The bad: In May 1991 I was the Malawi delegate at the UNESCO Windhoek media conference (that led to World Press Freedom Day), two police officers not only came with me (their names are not on the list of delegates) but also attempted to stop me from actively participating, citing that I was going to make Kamuzu look bad. I relocated to sit with Al Osman who was at that time editor at the Botswana Observer. I asked questions that helped foster larger assistance from the UN to help forge a free, independent, and pluralistic press in Malawi and Africa.

The good: Working in the media has availed me the opportunity to be up close and personal with some of the world’s heavyweights and giants, and help change the landscape of Malawi, the SADC region, and the world, uplifting the lives of the vulnerable and the voiceless. Among these are former Chile President, who was the first Executive Director of UN Women. UN Women was an agency, fellow colleagues from the African group helped formulate; and later while in a board meeting as a Malawi delegate in the room, convinced the UN Women management team to reconsider and set up an office in Malawi to assist in-coming Malawi’s first female President, Dr. Joyce Banda.

Two other women I worked with were the late Mary Singletary, who brought 50,000 books to Malawi for primary school children in the village. Dr. Singletary requested the Malawi Mission to assist Dr. Ann Gloag in gaining an approval letter from the Ministry of Health to establish the Fistula Wing at the Bwaila with her friends, Tom Hunter (Sir Thomas Blane Hunter) and former US President Bill Clinton. A few phone calls that I made, including one to Vice President Joyce Banda and the Director of Reproductive Health, made this a reality.

Furthermore, it was a great privilege, to work as a diplomat to manage the media outreach at the Malawi Mission to the United Nations under the supervision of Ambassador Brian Bowler, by establishing media platforms such as Vibrant Malawi on Facebook, Malawi  UN Channel on YouTube, and the quarterly Malawi Diplomatic Extraordinaire.

Lastly, following the expiry of my contract as a diplomat, something good, in fact, great came out of the ugly in my journalism journey,  I started columns in the Nation and the Maravi Post, even serving for three years as senior editor for the Marai Post. These two columns avail me the opportunity to write on a bucket load of local and international topics. I have also made two guest appearances on Voice of America’s Straight Talk Africa with Shaka Ssali to discuss the 2020 Fresh Malawian elections and made a guest appearance in the Medical Society of Malawi (MASM) magazine.

The upside side of the ugly is the relaunch of my book publishing career.
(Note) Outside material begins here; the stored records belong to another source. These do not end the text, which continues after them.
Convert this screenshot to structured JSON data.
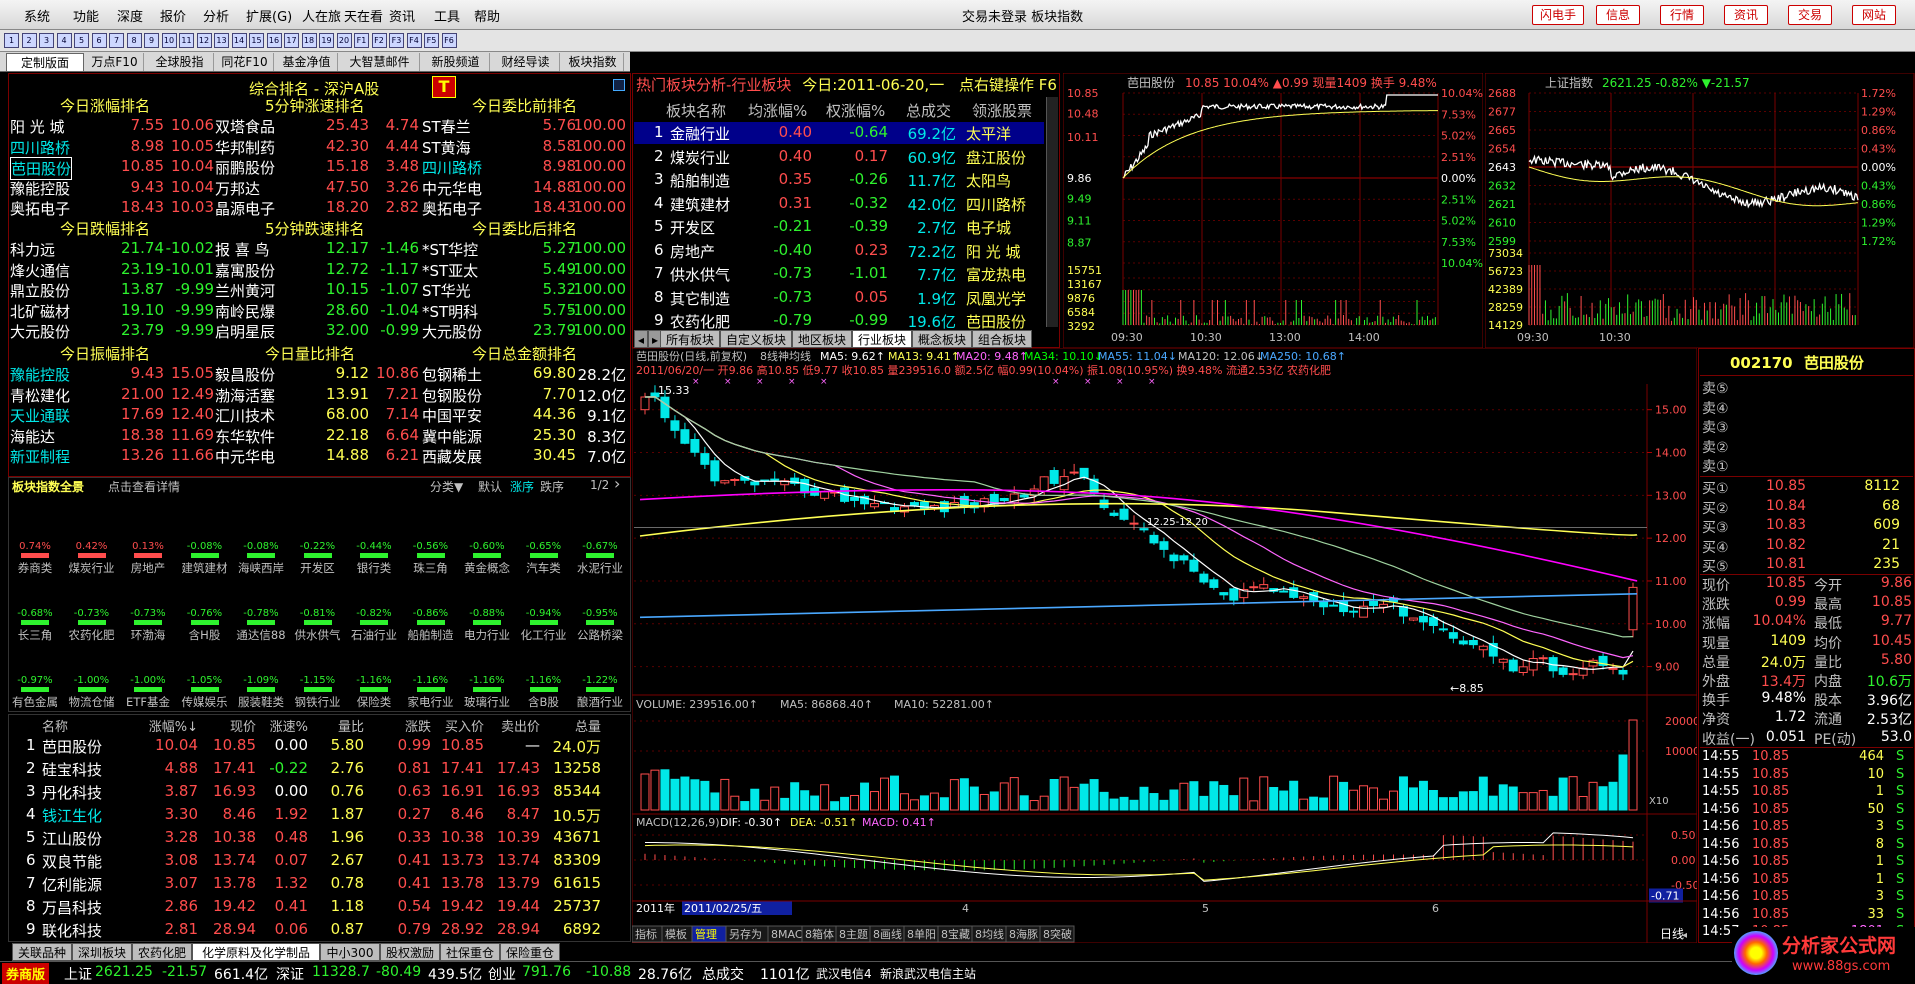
{
  "menu": [
    "系统",
    "功能",
    "深度",
    "报价",
    "分析",
    "扩展(G)",
    "人在旅",
    "天在看",
    "资讯",
    "工具",
    "帮助"
  ],
  "window_title": "交易未登录  板块指数",
  "top_buttons": [
    "闪电手",
    "信息",
    "行情",
    "资讯",
    "交易",
    "网站"
  ],
  "toolbar_icons": [
    "1",
    "2",
    "3",
    "4",
    "5",
    "6",
    "7",
    "8",
    "9",
    "10",
    "11",
    "12",
    "13",
    "14",
    "15",
    "16",
    "17",
    "18",
    "19",
    "20",
    "F1",
    "F2",
    "F3",
    "F4",
    "F5",
    "F6"
  ],
  "tabs": [
    "定制版面",
    "万点F10",
    "全球股指",
    "同花F10",
    "基金净值",
    "大智慧邮件",
    "新股频道",
    "财经导读",
    "板块指数"
  ],
  "ranking": {
    "title": "综合排名 - 深沪A股",
    "sections": [
      {
        "title": "今日涨幅排名",
        "rows": [
          [
            "阳 光 城",
            "7.55",
            "10.06"
          ],
          [
            "四川路桥",
            "8.98",
            "10.05"
          ],
          [
            "芭田股份",
            "10.85",
            "10.04"
          ],
          [
            "豫能控股",
            "9.43",
            "10.04"
          ],
          [
            "奥拓电子",
            "18.43",
            "10.03"
          ]
        ]
      },
      {
        "title": "5分钟涨速排名",
        "rows": [
          [
            "双塔食品",
            "25.43",
            "4.74"
          ],
          [
            "华邦制药",
            "42.30",
            "4.44"
          ],
          [
            "丽鹏股份",
            "15.18",
            "3.48"
          ],
          [
            "万邦达",
            "47.50",
            "3.26"
          ],
          [
            "晶源电子",
            "18.20",
            "2.82"
          ]
        ]
      },
      {
        "title": "今日委比前排名",
        "rows": [
          [
            "ST春兰",
            "5.76",
            "100.00"
          ],
          [
            "ST黄海",
            "8.58",
            "100.00"
          ],
          [
            "四川路桥",
            "8.98",
            "100.00"
          ],
          [
            "中元华电",
            "14.88",
            "100.00"
          ],
          [
            "奥拓电子",
            "18.43",
            "100.00"
          ]
        ]
      },
      {
        "title": "今日跌幅排名",
        "rows": [
          [
            "科力远",
            "21.74",
            "-10.02"
          ],
          [
            "烽火通信",
            "23.19",
            "-10.01"
          ],
          [
            "鼎立股份",
            "13.87",
            "-9.99"
          ],
          [
            "北矿磁材",
            "19.10",
            "-9.99"
          ],
          [
            "大元股份",
            "23.79",
            "-9.99"
          ]
        ]
      },
      {
        "title": "5分钟跌速排名",
        "rows": [
          [
            "报 喜 鸟",
            "12.17",
            "-1.46"
          ],
          [
            "嘉寓股份",
            "12.72",
            "-1.17"
          ],
          [
            "兰州黄河",
            "10.15",
            "-1.07"
          ],
          [
            "南岭民爆",
            "28.60",
            "-1.04"
          ],
          [
            "启明星辰",
            "32.00",
            "-0.99"
          ]
        ]
      },
      {
        "title": "今日委比后排名",
        "rows": [
          [
            "*ST华控",
            "5.27",
            "-100.00"
          ],
          [
            "*ST亚太",
            "5.49",
            "-100.00"
          ],
          [
            "ST华光",
            "5.32",
            "-100.00"
          ],
          [
            "*ST明科",
            "5.75",
            "-100.00"
          ],
          [
            "大元股份",
            "23.79",
            "-100.00"
          ]
        ]
      },
      {
        "title": "今日振幅排名",
        "rows": [
          [
            "豫能控股",
            "9.43",
            "15.05"
          ],
          [
            "青松建化",
            "21.00",
            "12.49"
          ],
          [
            "天业通联",
            "17.69",
            "12.40"
          ],
          [
            "海能达",
            "18.38",
            "11.69"
          ],
          [
            "新亚制程",
            "13.26",
            "11.66"
          ]
        ]
      },
      {
        "title": "今日量比排名",
        "rows": [
          [
            "毅昌股份",
            "9.12",
            "10.86"
          ],
          [
            "渤海活塞",
            "13.91",
            "7.21"
          ],
          [
            "汇川技术",
            "68.00",
            "7.14"
          ],
          [
            "东华软件",
            "22.18",
            "6.64"
          ],
          [
            "中元华电",
            "14.88",
            "6.21"
          ]
        ]
      },
      {
        "title": "今日总金额排名",
        "rows": [
          [
            "包钢稀土",
            "69.80",
            "28.2亿"
          ],
          [
            "包钢股份",
            "7.70",
            "12.0亿"
          ],
          [
            "中国平安",
            "44.36",
            "9.1亿"
          ],
          [
            "冀中能源",
            "25.30",
            "8.3亿"
          ],
          [
            "西藏发展",
            "30.45",
            "7.0亿"
          ]
        ]
      }
    ]
  },
  "board_overview": {
    "title": "板块指数全景",
    "hint": "点击查看详情",
    "controls": [
      "分类▼",
      "默认",
      "涨序",
      "跌序",
      "1/2"
    ],
    "tiles": [
      [
        "0.74%",
        "券商类"
      ],
      [
        "0.42%",
        "煤炭行业"
      ],
      [
        "0.13%",
        "房地产"
      ],
      [
        "-0.08%",
        "建筑建材"
      ],
      [
        "-0.08%",
        "海峡西岸"
      ],
      [
        "-0.22%",
        "开发区"
      ],
      [
        "-0.44%",
        "银行类"
      ],
      [
        "-0.56%",
        "珠三角"
      ],
      [
        "-0.60%",
        "黄金概念"
      ],
      [
        "-0.65%",
        "汽车类"
      ],
      [
        "-0.67%",
        "水泥行业"
      ],
      [
        "-0.68%",
        "长三角"
      ],
      [
        "-0.73%",
        "农药化肥"
      ],
      [
        "-0.73%",
        "环渤海"
      ],
      [
        "-0.76%",
        "含H股"
      ],
      [
        "-0.78%",
        "通达信88"
      ],
      [
        "-0.81%",
        "供水供气"
      ],
      [
        "-0.82%",
        "石油行业"
      ],
      [
        "-0.86%",
        "船舶制造"
      ],
      [
        "-0.88%",
        "电力行业"
      ],
      [
        "-0.94%",
        "化工行业"
      ],
      [
        "-0.95%",
        "公路桥梁"
      ],
      [
        "-0.97%",
        "有色金属"
      ],
      [
        "-1.00%",
        "物流仓储"
      ],
      [
        "-1.00%",
        "ETF基金"
      ],
      [
        "-1.05%",
        "传媒娱乐"
      ],
      [
        "-1.09%",
        "服装鞋类"
      ],
      [
        "-1.15%",
        "钢铁行业"
      ],
      [
        "-1.16%",
        "保险类"
      ],
      [
        "-1.16%",
        "家电行业"
      ],
      [
        "-1.16%",
        "玻璃行业"
      ],
      [
        "-1.16%",
        "含B股"
      ],
      [
        "-1.22%",
        "酿酒行业"
      ]
    ]
  },
  "stock_table": {
    "headers": [
      "名称",
      "涨幅%↓",
      "现价",
      "涨速%",
      "量比",
      "涨跌",
      "买入价",
      "卖出价",
      "总量"
    ],
    "rows": [
      [
        "1",
        "芭田股份",
        "10.04",
        "10.85",
        "0.00",
        "5.80",
        "0.99",
        "10.85",
        "—",
        "24.0万"
      ],
      [
        "2",
        "硅宝科技",
        "4.88",
        "17.41",
        "-0.22",
        "2.76",
        "0.81",
        "17.41",
        "17.43",
        "13258"
      ],
      [
        "3",
        "丹化科技",
        "3.87",
        "16.93",
        "0.00",
        "0.76",
        "0.63",
        "16.91",
        "16.93",
        "85344"
      ],
      [
        "4",
        "钱江生化",
        "3.30",
        "8.46",
        "1.92",
        "1.87",
        "0.27",
        "8.46",
        "8.47",
        "10.5万"
      ],
      [
        "5",
        "江山股份",
        "3.28",
        "10.38",
        "0.48",
        "1.96",
        "0.33",
        "10.38",
        "10.39",
        "43671"
      ],
      [
        "6",
        "双良节能",
        "3.08",
        "13.74",
        "0.07",
        "2.67",
        "0.41",
        "13.73",
        "13.74",
        "83309"
      ],
      [
        "7",
        "亿利能源",
        "3.07",
        "13.78",
        "1.32",
        "0.78",
        "0.41",
        "13.78",
        "13.79",
        "61615"
      ],
      [
        "8",
        "万昌科技",
        "2.86",
        "19.42",
        "0.41",
        "1.18",
        "0.54",
        "19.42",
        "19.44",
        "25737"
      ],
      [
        "9",
        "联化科技",
        "2.81",
        "28.94",
        "0.06",
        "0.87",
        "0.79",
        "28.92",
        "28.94",
        "6892"
      ]
    ],
    "bottom_tabs": [
      "关联品种",
      "深圳板块",
      "农药化肥",
      "化学原料及化学制品",
      "中小300",
      "股权激励",
      "社保重仓",
      "保险重仓"
    ]
  },
  "hot_sectors": {
    "title": "热门板块分析-行业板块",
    "today": "今日:2011-06-20,一",
    "hint": "点右键操作 F6",
    "headers": [
      "板块名称",
      "均涨幅%",
      "权涨幅%",
      "总成交",
      "领涨股票"
    ],
    "rows": [
      [
        "1",
        "金融行业",
        "0.40",
        "-0.64",
        "69.2亿",
        "太平洋"
      ],
      [
        "2",
        "煤炭行业",
        "0.40",
        "0.17",
        "60.9亿",
        "盘江股份"
      ],
      [
        "3",
        "船舶制造",
        "0.35",
        "-0.26",
        "11.7亿",
        "太阳鸟"
      ],
      [
        "4",
        "建筑建材",
        "0.31",
        "-0.32",
        "42.0亿",
        "四川路桥"
      ],
      [
        "5",
        "开发区",
        "-0.21",
        "-0.39",
        "2.7亿",
        "电子城"
      ],
      [
        "6",
        "房地产",
        "-0.40",
        "0.23",
        "72.2亿",
        "阳 光 城"
      ],
      [
        "7",
        "供水供气",
        "-0.73",
        "-1.01",
        "7.7亿",
        "富龙热电"
      ],
      [
        "8",
        "其它制造",
        "-0.73",
        "0.05",
        "1.9亿",
        "凤凰光学"
      ],
      [
        "9",
        "农药化肥",
        "-0.79",
        "-0.99",
        "19.6亿",
        "芭田股份"
      ]
    ],
    "tabs": [
      "所有板块",
      "自定义板块",
      "地区板块",
      "行业板块",
      "概念板块",
      "组合板块"
    ]
  },
  "intraday_stock": {
    "name": "芭田股份",
    "info": "10.85  10.04%  ▲0.99  现量1409  换手 9.48%",
    "left_labels": [
      "10.85",
      "10.48",
      "10.11",
      "9.86",
      "9.49",
      "9.11",
      "8.87",
      "15751",
      "13167",
      "9876",
      "6584",
      "3292"
    ],
    "right_labels": [
      "10.04%",
      "7.53%",
      "5.02%",
      "2.51%",
      "0.00%",
      "2.51%",
      "5.02%",
      "7.53%",
      "10.04%"
    ],
    "times": [
      "09:30",
      "10:30",
      "13:00",
      "14:00"
    ]
  },
  "intraday_index": {
    "name": "上证指数",
    "info": "2621.25  -0.82%  ▼-21.57",
    "left_labels": [
      "2688",
      "2677",
      "2665",
      "2654",
      "2643",
      "2632",
      "2621",
      "2610",
      "2599",
      "73034",
      "56723",
      "42389",
      "28259",
      "14129"
    ],
    "right_labels": [
      "1.72%",
      "1.29%",
      "0.86%",
      "0.43%",
      "0.00%",
      "0.43%",
      "0.86%",
      "1.29%",
      "1.72%"
    ],
    "times": [
      "09:30",
      "10:30"
    ]
  },
  "kline": {
    "title": "芭田股份(日线,前复权)",
    "period": "8线神均线",
    "ma_labels": [
      {
        "t": "MA5: 9.62↑",
        "c": "#ffffff"
      },
      {
        "t": "MA13: 9.41↑",
        "c": "#ffff54"
      },
      {
        "t": "MA20: 9.48↑",
        "c": "#ff66ff"
      },
      {
        "t": "MA34: 10.10↓",
        "c": "#00ff00"
      },
      {
        "t": "MA55: 11.04↓",
        "c": "#4aa8ff"
      },
      {
        "t": "MA120: 12.06↓",
        "c": "#c0c0c0"
      },
      {
        "t": "MA250: 10.68↑",
        "c": "#4aa8ff"
      }
    ],
    "info_line": "2011/06/20/一 开9.86 高10.85 低9.77 收10.85 量239516.0 额2.5亿 幅0.99(10.04%) 振1.08(10.95%) 换9.48% 流通2.53亿 农药化肥",
    "y_labels": [
      "15.00",
      "14.00",
      "13.00",
      "12.00",
      "11.00",
      "10.00",
      "9.00"
    ],
    "annot_high": "15.33",
    "annot_low": "8.85",
    "annot_gap": "12.25-12.20",
    "volume_title": "VOLUME: 239516.00↑",
    "volume_ma5": "MA5: 86868.40↑",
    "volume_ma10": "MA10: 52281.00↑",
    "volume_labels": [
      "20000",
      "10000"
    ],
    "volume_unit": "X10",
    "macd_title": "MACD(12,26,9)",
    "macd_dif": "DIF: -0.30↑",
    "macd_dea": "DEA: -0.51↑",
    "macd_val": "MACD: 0.41↑",
    "macd_labels": [
      "0.50",
      "0.00",
      "-0.50"
    ],
    "macd_current": "-0.71",
    "x_labels": [
      "2011年",
      "2011/02/25/五",
      "4",
      "5",
      "6"
    ],
    "bottom_tabs": [
      "指标",
      "模板",
      "管理",
      "另存为",
      "8MACD",
      "8箱体",
      "8主题",
      "8画线",
      "8单阳",
      "8宝藏",
      "8均线",
      "8海豚",
      "8突破"
    ],
    "period_btn": "日线"
  },
  "quote": {
    "code": "002170",
    "name": "芭田股份",
    "sell": [
      [
        "卖⑤",
        "",
        ""
      ],
      [
        "卖④",
        "",
        ""
      ],
      [
        "卖③",
        "",
        ""
      ],
      [
        "卖②",
        "",
        ""
      ],
      [
        "卖①",
        "",
        ""
      ]
    ],
    "buy": [
      [
        "买①",
        "10.85",
        "8112"
      ],
      [
        "买②",
        "10.84",
        "68"
      ],
      [
        "买③",
        "10.83",
        "609"
      ],
      [
        "买④",
        "10.82",
        "21"
      ],
      [
        "买⑤",
        "10.81",
        "235"
      ]
    ],
    "stats": [
      [
        "现价",
        "10.85",
        "今开",
        "9.86"
      ],
      [
        "涨跌",
        "0.99",
        "最高",
        "10.85"
      ],
      [
        "涨幅",
        "10.04%",
        "最低",
        "9.77"
      ],
      [
        "现量",
        "1409",
        "均价",
        "10.45"
      ],
      [
        "总量",
        "24.0万",
        "量比",
        "5.80"
      ],
      [
        "外盘",
        "13.4万",
        "内盘",
        "10.6万"
      ],
      [
        "换手",
        "9.48%",
        "股本",
        "3.96亿"
      ],
      [
        "净资",
        "1.72",
        "流通",
        "2.53亿"
      ],
      [
        "收益(一)",
        "0.051",
        "PE(动)",
        "53.0"
      ]
    ],
    "ticks": [
      [
        "14:55",
        "10.85",
        "464",
        "S"
      ],
      [
        "14:55",
        "10.85",
        "10",
        "S"
      ],
      [
        "14:55",
        "10.85",
        "1",
        "S"
      ],
      [
        "14:56",
        "10.85",
        "50",
        "S"
      ],
      [
        "14:56",
        "10.85",
        "3",
        "S"
      ],
      [
        "14:56",
        "10.85",
        "8",
        "S"
      ],
      [
        "14:56",
        "10.85",
        "1",
        "S"
      ],
      [
        "14:56",
        "10.85",
        "1",
        "S"
      ],
      [
        "14:56",
        "10.85",
        "3",
        "S"
      ],
      [
        "14:56",
        "10.85",
        "33",
        "S"
      ],
      [
        "14:57",
        "10.85",
        "1801",
        "S"
      ]
    ]
  },
  "statusbar": {
    "brand": "券商版",
    "items": [
      {
        "n": "上证",
        "p": "2621.25",
        "c": "-21.57",
        "a": "661.4亿"
      },
      {
        "n": "深证",
        "p": "11328.7",
        "c": "-80.49",
        "a": "439.5亿"
      },
      {
        "n": "创业",
        "p": "791.76",
        "c": "-10.88",
        "a": "28.76亿"
      }
    ],
    "total_label": "总成交",
    "total": "1101亿",
    "server": "武汉电信4",
    "news": "新浪武汉电信主站"
  },
  "watermark": {
    "name": "分析家公式网",
    "url": "www.88gs.com"
  }
}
During this comeback, I‘ve published several books including Brilliant! One Year with Dr. Joyce Banda – April 7, 2012- April 7, 2013 (2013), Zinyama Village Road (2016), and A Girl Called Gaborone (2022). In the pipeline are several manuscripts including one on intergovernmental and national leadership, grandma’s garden.

Destiny helpers: I have not walked these 40 years alone or unassisted. I have had strength effused in my running, prancing, and soaring with help from firstly God the Almighty. The earthly helpers in my destiny were my Dad (he warmed up to and was one of the loud cheerleaders), Mom, siblings, my husband (Adam Sr.), and children, Mike Kamwendo, David Tattersall, Felix Mponda, Roziliro Twea Tembo, Ralph, Robert Chilenga, William Kadzamira, Walker Jiyani, Willie Zingani (wapaNtchito), and Sam Chu, and Blantyre Newspapers colleagues, David Nthengwe and The Independent staff, H. Kamuzu Banda, Justin Malewezi, Joyce Banda, Patricia Kaliati, Zahra Nuru, Esnath Kaliyati, Mary Shaba, Francis Kakatera, Gervasio Kaliwo, Tony Mita, Rozlyn Makhumula, Queen Gondwe, Brian Bowler, Charles Msosa, Mbumba Banda, Elwin Mandowa, and Lloyd M’bwana, among many others.

Thank you, destiny helpers, the journey continues!